NÄCHSTES PSV-TALENT AUF DEM SPRUNG

Neubrandenburger Radsport-Hoffnung auf den Spuren ihres großen Vorbildes

Emilia Waterstradt wird künftig in Schwerin auf das Rad steigen. Und dabei ihrem Idol sehr nah sein.
Die Zukunft im Blick: Emilia Waterstradt
Die Zukunft im Blick: Emilia Waterstradt Peter Krüger
Neubrandenburg.

Gut gelaunt taucht Emilia Waterstradt beim Training auf. Ein bisschen Wehmut schwingt aber auch mit, denn es ist eines ihrer letzten hier in Neubrandenburg. Die 12-jährige Radsportlerin nimmt die nächste sportliche Herausforderung an und wird ab Sonntag beim Bundesstützpunkt in Schwerin Zelte aufschlagen.

„Vielleicht hätte sie noch ein Jahr warten können“, so ihr Heimtrainer Marko Weber beim PSV 90 Neubrandenburg, „doch sie ist dort in Schwerin in den besten Händen“. Und zusätzlich auch ganz in der Nähe ihres großen Vorbildes.

Bahnrad-Weltmeisterin Lea Sophie Friedrich trainiert auch oft in der Landeshauptstadt, am sogenannten Probetag haben Waterstradt und Friedrich sogar ein paar Worte wechseln können. „Sie kommt sehr sympathisch rüber“, so Emilia Waterstradt.

Vom Fußball zum Radsport

Wie Friedrich fühlt sich auch Waterstradt eher auf der Bahn zu Hause. Auf der Straße werden eher die Kilometer „gefressen“, sie aber fühlt sich auf den Kurzstrecken wohler. Also lieber Sprint statt Ausdauer.

Vor ein wenig mehr als zwei Jahren kam Emilia Waterstradt zum Radsport. Schuld daran war ihr späterer Trainer Marko Weber, der mit Flyern und Angeboten, sich seiner Radsportgruppe anzuschießen, durch die Schulen tingelte. „Ich wollte ohnehin etwas Neues ausprobieren“, so die ehemalige Fußballerin, die dann beim Radsport hängen blieb. So richtig Ehrgeiz sollte sich aber erst vor einem Jahr einstellen.

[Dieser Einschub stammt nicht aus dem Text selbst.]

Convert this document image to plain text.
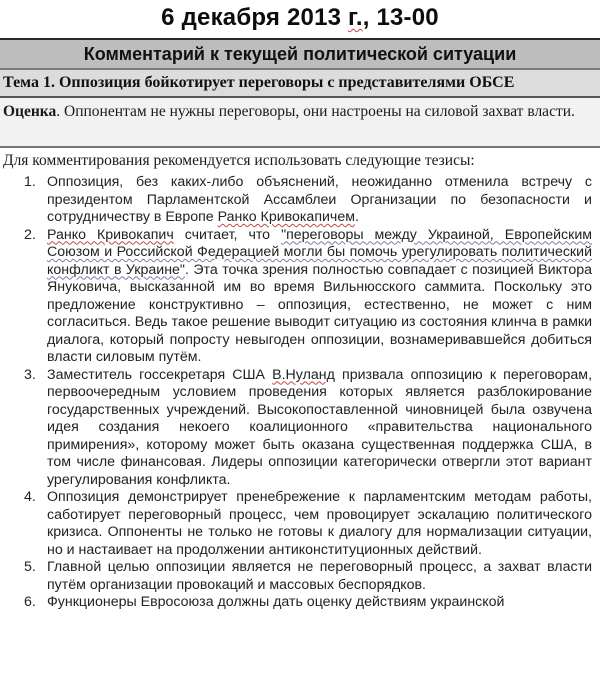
6 декабря 2013 г., 13-00
Комментарий к текущей политической ситуации
Тема 1. Оппозиция бойкотирует переговоры с представителями ОБСЕ
Оценка. Оппонентам не нужны переговоры, они настроены на силовой захват власти.
Для комментирования рекомендуется использовать следующие тезисы:
1. Оппозиция, без каких-либо объяснений, неожиданно отменила встречу с президентом Парламентской Ассамблеи Организации по безопасности и сотрудничеству в Европе Ранко Кривокапичем.
2. Ранко Кривокапич считает, что "переговоры между Украиной, Европейским Союзом и Российской Федерацией могли бы помочь урегулировать политический конфликт в Украине". Эта точка зрения полностью совпадает с позицией Виктора Януковича, высказанной им во время Вильнюсского саммита. Поскольку это предложение конструктивно – оппозиция, естественно, не может с ним согласиться. Ведь такое решение выводит ситуацию из состояния клинча в рамки диалога, который попросту невыгоден оппозиции, вознамеривавшейся добиться власти силовым путём.
3. Заместитель госсекретаря США В.Нуланд призвала оппозицию к переговорам, первоочередным условием проведения которых является разблокирование государственных учреждений. Высокопоставленной чиновницей была озвучена идея создания некоего коалиционного «правительства национального примирения», которому может быть оказана существенная поддержка США, в том числе финансовая. Лидеры оппозиции категорически отвергли этот вариант урегулирования конфликта.
4. Оппозиция демонстрирует пренебрежение к парламентским методам работы, саботирует переговорный процесс, чем провоцирует эскалацию политического кризиса. Оппоненты не только не готовы к диалогу для нормализации ситуации, но и настаивает на продолжении антиконституционных действий.
5. Главной целью оппозиции является не переговорный процесс, а захват власти путём организации провокаций и массовых беспорядков.
6. Функционеры Евросоюза должны дать оценку действиям украинской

In ihrem ersten Jahr kamen doch noch so einige Trainingsabmeldungen beim PSV ins Haus geflattert, gibt sie offen zu. „Ich habe gerade erst vor Kurzem noch viele Ausreden, die ich damals so vorschob, wenn ich nicht soviel Lust aufs Training hatte, in meinem Chat-Archiv gefunden“, so Waterstradt und schmunzelt dabei.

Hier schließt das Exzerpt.